Kesemuanya ini akan memberikan pada diri kita suatu pemahaman yang sempurna
serta perasaan yang yakin atas semua sifat-sifat ketuhanan. Dengan sendirinya
hal ini akan meyakinkan diri kita bahwa kita tidak akan sanggup memahami
hakekat Dzat Allah, justru karena kuatnya iman kita kepada-Nya. Selain itu hal
ini juga meyakinkan kita bahwa kita wajib mempercayai segala apa yang dikabarkan Allah tentang
hal-hal yang tidak sanggup dicerna oleh akal atau dipahaminya.

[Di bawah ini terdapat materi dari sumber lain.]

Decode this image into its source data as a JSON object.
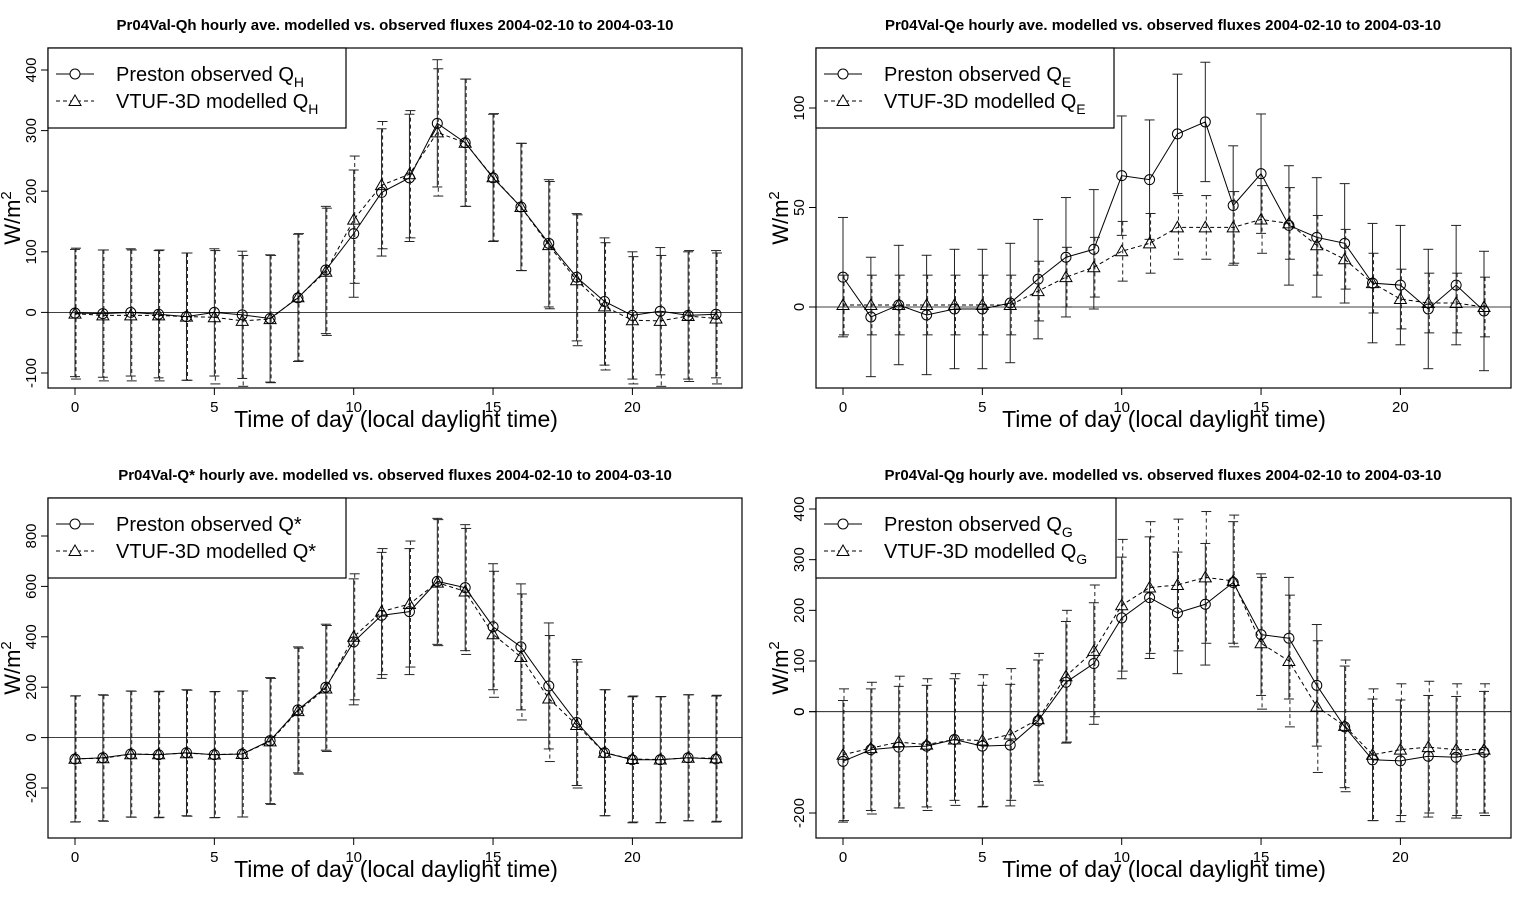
{
  "chart_data": [
    {
      "type": "line",
      "title": "Pr04Val-Qh hourly ave. modelled vs. observed fluxes 2004-02-10 to 2004-03-10",
      "xlabel": "Time of day (local daylight time)",
      "ylabel": "W/m",
      "ylabel_sup": "2",
      "xticks": [
        0,
        5,
        10,
        15,
        20
      ],
      "yticks": [
        -100,
        0,
        100,
        200,
        300,
        400
      ],
      "xlim": [
        -1,
        23.5
      ],
      "ylim": [
        -140,
        430
      ],
      "legend_position": "top-left",
      "x": [
        0,
        1,
        2,
        3,
        4,
        5,
        6,
        7,
        8,
        9,
        10,
        11,
        12,
        13,
        14,
        15,
        16,
        17,
        18,
        19,
        20,
        21,
        22,
        23
      ],
      "series": [
        {
          "name": "Preston observed Q",
          "name_sub": "H",
          "marker": "circle",
          "dash": "solid",
          "values": [
            -1,
            -2,
            0,
            -3,
            -7,
            0,
            -4,
            -10,
            24,
            70,
            130,
            198,
            222,
            312,
            280,
            222,
            174,
            114,
            58,
            18,
            -5,
            2,
            -5,
            -3
          ],
          "err": [
            105,
            105,
            105,
            105,
            105,
            105,
            105,
            105,
            105,
            105,
            105,
            105,
            105,
            105,
            105,
            105,
            105,
            105,
            105,
            105,
            105,
            105,
            105,
            105
          ]
        },
        {
          "name": "VTUF-3D modelled Q",
          "name_sub": "H",
          "marker": "triangle",
          "dash": "dashed",
          "values": [
            -2,
            -5,
            -5,
            -5,
            -7,
            -8,
            -14,
            -11,
            25,
            67,
            153,
            210,
            228,
            297,
            280,
            223,
            174,
            111,
            53,
            10,
            -13,
            -14,
            -6,
            -10
          ],
          "err": [
            108,
            108,
            108,
            108,
            105,
            110,
            108,
            105,
            105,
            105,
            105,
            105,
            105,
            105,
            105,
            105,
            105,
            105,
            108,
            105,
            105,
            108,
            108,
            108
          ]
        }
      ]
    },
    {
      "type": "line",
      "title": "Pr04Val-Qe hourly ave. modelled vs. observed fluxes 2004-02-10 to 2004-03-10",
      "xlabel": "Time of day (local daylight time)",
      "ylabel": "W/m",
      "ylabel_sup": "2",
      "xticks": [
        0,
        5,
        10,
        15,
        20
      ],
      "yticks": [
        0,
        50,
        100
      ],
      "xlim": [
        -1,
        23.5
      ],
      "ylim": [
        -42,
        130
      ],
      "legend_position": "top-left",
      "x": [
        0,
        1,
        2,
        3,
        4,
        5,
        6,
        7,
        8,
        9,
        10,
        11,
        12,
        13,
        14,
        15,
        16,
        17,
        18,
        19,
        20,
        21,
        22,
        23
      ],
      "series": [
        {
          "name": "Preston observed Q",
          "name_sub": "E",
          "marker": "circle",
          "dash": "solid",
          "values": [
            15,
            -5,
            1,
            -4,
            -1,
            -1,
            2,
            14,
            25,
            29,
            66,
            64,
            87,
            93,
            51,
            67,
            41,
            35,
            32,
            12,
            11,
            -1,
            11,
            -2
          ],
          "err": [
            30,
            30,
            30,
            30,
            30,
            30,
            30,
            30,
            30,
            30,
            30,
            30,
            30,
            30,
            30,
            30,
            30,
            30,
            30,
            30,
            30,
            30,
            30,
            30
          ]
        },
        {
          "name": "VTUF-3D modelled Q",
          "name_sub": "E",
          "marker": "triangle",
          "dash": "dashed",
          "values": [
            1,
            1,
            1,
            1,
            1,
            1,
            1,
            8,
            15,
            20,
            28,
            32,
            40,
            40,
            40,
            44,
            42,
            31,
            24,
            12,
            4,
            2,
            2,
            0
          ],
          "err": [
            15,
            15,
            15,
            15,
            15,
            15,
            15,
            15,
            15,
            15,
            15,
            15,
            16,
            16,
            18,
            17,
            18,
            15,
            15,
            15,
            15,
            15,
            15,
            15
          ]
        }
      ]
    },
    {
      "type": "line",
      "title": "Pr04Val-Q* hourly ave. modelled vs. observed fluxes 2004-02-10 to 2004-03-10",
      "xlabel": "Time of day (local daylight time)",
      "ylabel": "W/m",
      "ylabel_sup": "2",
      "xticks": [
        0,
        5,
        10,
        15,
        20
      ],
      "yticks": [
        -200,
        0,
        200,
        400,
        600,
        800
      ],
      "xlim": [
        -1,
        23.5
      ],
      "ylim": [
        -395,
        935
      ],
      "legend_position": "top-left",
      "x": [
        0,
        1,
        2,
        3,
        4,
        5,
        6,
        7,
        8,
        9,
        10,
        11,
        12,
        13,
        14,
        15,
        16,
        17,
        18,
        19,
        20,
        21,
        22,
        23
      ],
      "series": [
        {
          "name": "Preston observed Q*",
          "name_sub": "",
          "marker": "circle",
          "dash": "solid",
          "values": [
            -85,
            -80,
            -65,
            -68,
            -60,
            -68,
            -65,
            -12,
            110,
            200,
            380,
            485,
            500,
            620,
            595,
            440,
            360,
            205,
            60,
            -60,
            -88,
            -88,
            -80,
            -85
          ],
          "err": [
            250,
            250,
            250,
            250,
            250,
            250,
            250,
            250,
            250,
            250,
            250,
            250,
            250,
            250,
            250,
            250,
            250,
            250,
            250,
            250,
            250,
            250,
            250,
            250
          ]
        },
        {
          "name": "VTUF-3D modelled Q*",
          "name_sub": "",
          "marker": "triangle",
          "dash": "dashed",
          "values": [
            -84,
            -82,
            -66,
            -66,
            -62,
            -67,
            -65,
            -15,
            105,
            195,
            400,
            500,
            530,
            615,
            580,
            410,
            320,
            155,
            50,
            -60,
            -85,
            -87,
            -80,
            -82
          ],
          "err": [
            250,
            250,
            250,
            250,
            250,
            250,
            250,
            250,
            250,
            250,
            250,
            250,
            250,
            250,
            250,
            250,
            250,
            250,
            250,
            250,
            250,
            250,
            250,
            250
          ]
        }
      ]
    },
    {
      "type": "line",
      "title": "Pr04Val-Qg hourly ave. modelled vs. observed fluxes 2004-02-10 to 2004-03-10",
      "xlabel": "Time of day (local daylight time)",
      "ylabel": "W/m",
      "ylabel_sup": "2",
      "xticks": [
        0,
        5,
        10,
        15,
        20
      ],
      "yticks": [
        -200,
        100,
        200,
        300,
        400
      ],
      "ytick_zero_label": "0",
      "xlim": [
        -1,
        23.5
      ],
      "ylim": [
        -250,
        420
      ],
      "legend_position": "top-left",
      "x": [
        0,
        1,
        2,
        3,
        4,
        5,
        6,
        7,
        8,
        9,
        10,
        11,
        12,
        13,
        14,
        15,
        16,
        17,
        18,
        19,
        20,
        21,
        22,
        23
      ],
      "series": [
        {
          "name": "Preston observed Q",
          "name_sub": "G",
          "marker": "circle",
          "dash": "solid",
          "values": [
            -98,
            -75,
            -70,
            -68,
            -55,
            -68,
            -66,
            -18,
            58,
            95,
            185,
            225,
            195,
            212,
            255,
            152,
            145,
            52,
            -30,
            -95,
            -97,
            -88,
            -90,
            -80
          ],
          "err": [
            120,
            120,
            120,
            120,
            120,
            120,
            120,
            120,
            120,
            120,
            120,
            120,
            120,
            120,
            120,
            120,
            120,
            120,
            120,
            120,
            120,
            120,
            120,
            120
          ]
        },
        {
          "name": "VTUF-3D modelled Q",
          "name_sub": "G",
          "marker": "triangle",
          "dash": "dashed",
          "values": [
            -85,
            -72,
            -60,
            -65,
            -55,
            -57,
            -45,
            -15,
            70,
            120,
            210,
            245,
            250,
            265,
            258,
            135,
            100,
            10,
            -28,
            -85,
            -75,
            -70,
            -75,
            -75
          ],
          "err": [
            130,
            130,
            130,
            130,
            130,
            130,
            130,
            130,
            130,
            130,
            130,
            130,
            130,
            130,
            130,
            130,
            130,
            130,
            130,
            130,
            130,
            130,
            130,
            130
          ]
        }
      ]
    }
  ]
}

Hal ini
disebabkan oleh lemahnya akal manusia untuk memahami apa yang ada diluar
jangkauannya dengan menggunakan ukuran-ukuran nisbi yang serba terbatas
kemampuannya. Padahal untuk memahami hal semacam ini diperlukan ukuran-ukuran
yang tidak nisbi dan tidak terbatas, yang justru tidak dimiliki oleh manusia.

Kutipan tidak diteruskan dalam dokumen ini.